Trending Towards a Balanced Market
What does this mean exactly? Well, the market for all homes (detached, townhome, condo) are all trending toward a position where buyers and sellers have equal power. In the past, because the population in Calgary was growing more quickly than the supply of homes, it was a “pressure cooker” seller’s market and prices shot up dramatically. Now that the pressure is turned off, buyers can leverage the healthy levels of supply to negotiate discounts and incentives. The positive outcomes for buyers are lower prices, more selection, fewer bidding wars, and ultimately a little less stress.
Foreign Capital is Moving From Western to Eastern Canada
The foreign money that used to pour into Calgary appears to have moved to Toronto, Montreal, and Ottawa. In particular, the Ottawa real estate values have grown dramatically, smashing through past records.
Metro Calgary house prices seem cheap when compared to Vancouver and Toronto, but are very expensive when compared to Fargo, ND or Houston, TX. The median home value in Houston is $188,700. Houston home values have gone up 5.0% over the past year and Zillow predicts they will rise 2.5% within the next year. The price of a benchmark Calgary house is more than double the price of a median home in Houston.
Other factors driving the slow-down
At Mortgage Sandbox, we break down our market analysis to five key factors: affordability, capital flows, government policy, supply and popular sentiment. Read the full report to understand how these factors are affecting prices in Metro Vancouver.

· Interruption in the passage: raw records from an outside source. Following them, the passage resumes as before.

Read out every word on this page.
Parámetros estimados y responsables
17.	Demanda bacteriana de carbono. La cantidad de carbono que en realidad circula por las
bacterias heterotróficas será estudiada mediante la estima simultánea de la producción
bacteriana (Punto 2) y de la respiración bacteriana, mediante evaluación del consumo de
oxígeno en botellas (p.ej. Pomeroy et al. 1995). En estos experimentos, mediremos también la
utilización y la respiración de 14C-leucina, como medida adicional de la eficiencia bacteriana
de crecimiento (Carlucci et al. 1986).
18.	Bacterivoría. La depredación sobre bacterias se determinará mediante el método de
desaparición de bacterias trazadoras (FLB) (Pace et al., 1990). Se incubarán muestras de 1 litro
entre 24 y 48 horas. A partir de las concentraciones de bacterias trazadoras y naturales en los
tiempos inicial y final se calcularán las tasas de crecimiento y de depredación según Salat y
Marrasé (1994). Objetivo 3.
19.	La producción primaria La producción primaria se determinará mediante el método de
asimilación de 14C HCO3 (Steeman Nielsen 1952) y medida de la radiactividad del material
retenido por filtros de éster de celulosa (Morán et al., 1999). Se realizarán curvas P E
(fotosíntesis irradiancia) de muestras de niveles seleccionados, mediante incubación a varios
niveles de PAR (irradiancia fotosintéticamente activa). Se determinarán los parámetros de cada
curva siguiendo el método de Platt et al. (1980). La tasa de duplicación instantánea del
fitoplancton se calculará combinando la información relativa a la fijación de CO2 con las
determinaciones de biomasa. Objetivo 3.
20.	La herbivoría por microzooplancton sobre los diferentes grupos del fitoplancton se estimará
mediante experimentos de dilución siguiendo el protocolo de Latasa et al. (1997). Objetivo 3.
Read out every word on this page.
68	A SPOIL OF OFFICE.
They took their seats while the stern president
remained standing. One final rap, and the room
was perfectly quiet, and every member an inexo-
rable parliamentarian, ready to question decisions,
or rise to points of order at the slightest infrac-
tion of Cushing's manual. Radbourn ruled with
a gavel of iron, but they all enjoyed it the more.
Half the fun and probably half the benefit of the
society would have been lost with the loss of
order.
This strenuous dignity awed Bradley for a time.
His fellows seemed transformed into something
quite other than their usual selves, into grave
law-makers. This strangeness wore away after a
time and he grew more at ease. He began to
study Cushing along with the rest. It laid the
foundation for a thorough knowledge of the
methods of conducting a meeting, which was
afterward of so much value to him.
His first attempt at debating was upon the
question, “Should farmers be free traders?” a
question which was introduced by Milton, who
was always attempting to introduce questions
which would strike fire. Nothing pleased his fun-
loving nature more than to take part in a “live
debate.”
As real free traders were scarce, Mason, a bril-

What should Home Buyers do?
Metro Calgary buyers have equal negotiating power and their power has been growing. So long as you aren’t taking on an uncomfortable amount of debt and this is your “forever home”, it is a good time to buy. You may save a bit of money waiting for prices to drop further but the savings likely won’t be as great as the cost of paying rent.
At the end of the day, a home is a place to live more than it is an investment. If you feel you need a home to have the lifestyle you’ve always wanted, then now is the best time since 2009 to be a buyer. Just be sure to drive a hard bargain and keep in mind that prices will likely continue to drop after you buy your home. It’s impossible for everyone to perfectly time the peaks and troughs of the market.
What should Sellers do?
Real estate holds more uncertainty for sellers. Current forecasts would indicate that the longer you wait the less you’ll get for your home. In the early 1990s, Toronto saw a dramatic real estate correction and it took almost 20 years for prices to match their previous peak. There’s no guarantee that’s the case in Calgary but if you don’t like risk and you know you need to sell in the next 5 years, it may be prudent to list earlier rather than later.
For the latest market information for Metro Calgary bookmark our Metro Calgary Real Estate Insights and Forecast page.
In summary, we think prices could drop between now and December 2020. However, because of the annual seasonal real estate price cycle, prices typically have more upward pressure between January and June, then stabilize in late summer before prices soften under the downward pressure exerted in Fall and Winter. If you’re looking to buy your first house, now is as good a time as any to buy. If you own a condo or townhouse and want to upgrade to a house, we expect the price gap between houses and other homes to get larger between now and 2021. As an investor, be cautious of the risks present in the current market.